Three Things We’re Watching in the Second Half

  1. Portfolio differentiation

    We expect the gap between stronger and weaker portfolios to become more visible as the year progresses. Non-accruals, PIK usage, sector concentration, and 2021-2022 vintage exposure should remain important indicators. We are already seeing signs of greater differentiation, particularly in portfolios with exposure to older vintages and more aggressively financed software-related credits. In our view, this is not a broad indictment of private credit, but rather evidence that manager discipline, sector selection, and underwriting standards are beginning to matter more.
  2. Dry powder versus redemption pressure leading to portfolio divergence

    We are also monitoring whether redemption pressure in certain vehicles widens the gap between managers that may take advantage of today’s improved lending conditions and those that may be more constrained by existing portfolio conditions. From a new-lending perspective, less capital available to compete for deals can improve pricing and structure for managers with dry powder. But redemptions can also change the composition of affected portfolios. If healthier, more liquid loans repay or roll off first, the remaining portfolio may have a higher percentage of non-accruals or PIK loans, even if the absolute number of challenged credits does not change. That dynamic could contribute to additional headline risk and further manager dispersion.
  3. Stronger credit structures with attractive spreads

    Finally, we are watching whether recent improvements in loan structure continue. Before meaningful spread widening typically appears, lenders often first see what we would call better defense: fewer PIK requests, less aggressive leverage, more covenants, and stronger documentation. We have seen those defensive features improve in recent months, and we believe that matters more than modest spread widening alone. For lenders deploying new capital today, the most important shift is not just that potential income has improved, but that the underlying credit structure has improved as well.

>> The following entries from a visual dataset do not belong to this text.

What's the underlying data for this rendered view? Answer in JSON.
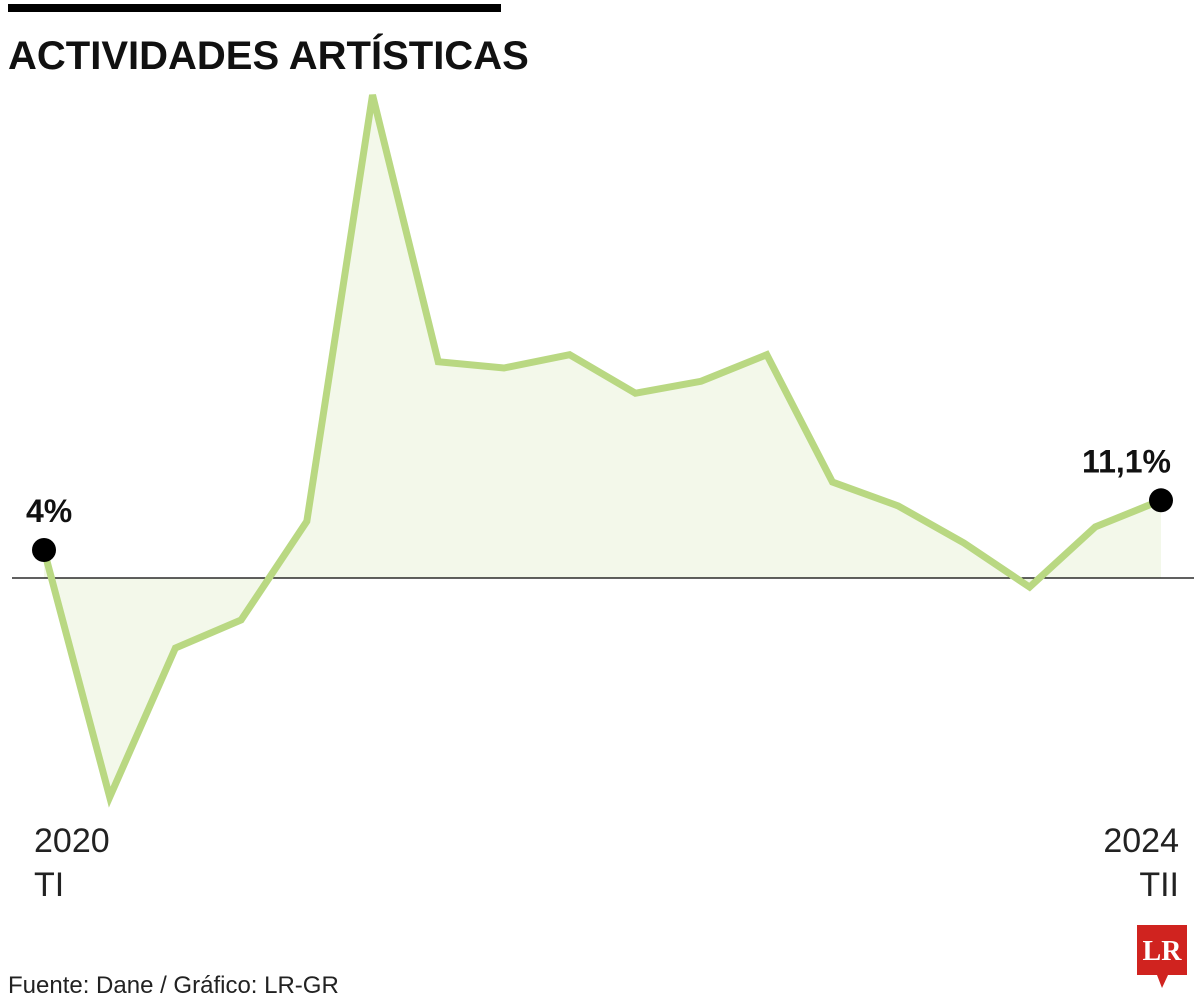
{
  "chart_data": {
    "type": "line",
    "title": "ACTIVIDADES ARTÍSTICAS",
    "categories": [
      [
        "2020",
        "TI"
      ],
      null,
      null,
      null,
      null,
      null,
      null,
      null,
      null,
      null,
      null,
      null,
      null,
      null,
      null,
      null,
      null,
      [
        "2024",
        "TII"
      ]
    ],
    "series": [
      {
        "color": "#b9d882",
        "values": [
          4,
          -31.3,
          -10,
          -6,
          8.1,
          69,
          30.9,
          30,
          31.9,
          26.4,
          28.1,
          31.9,
          13.7,
          10.3,
          5,
          -1.3,
          7.3,
          11.1
        ],
        "value_labels": [
          "4%",
          null,
          null,
          null,
          null,
          null,
          null,
          null,
          null,
          null,
          null,
          null,
          null,
          null,
          null,
          null,
          null,
          "11,1%"
        ]
      }
    ],
    "ylim": [
      -36,
      74
    ],
    "source": "Fuente: Dane / Gráfico: LR-GR",
    "logo": "LR"
  }
}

Bottom Line: Constructive but Selective

We are constructive on private credit but not complacent. The asset class does not require perfect conditions to perform, and periods of volatility can help restore discipline by reminding borrowers and lenders that credit risk must be priced and structured appropriately.

For new capital, the setup appears better than it was six months ago. M&A activity appears to be creating more opportunities to lend. Capital has become more selective. Spreads are wider. Covenants and documentation are improving. And managers with dry powder can be more selective about the credits they choose to finance.

The second half of 2026 is likely to be defined by dispersion. We believe investors should focus less on broad asset-class headlines and more on where managers are lending; how loans are structured; how much free cash flow borrowers generate; and whether portfolios have the right balance of income, downside mitigation, and selectivity. In today’s private credit market, the opportunity is real, but the potential advantage may go to managers who can combine patience with discipline.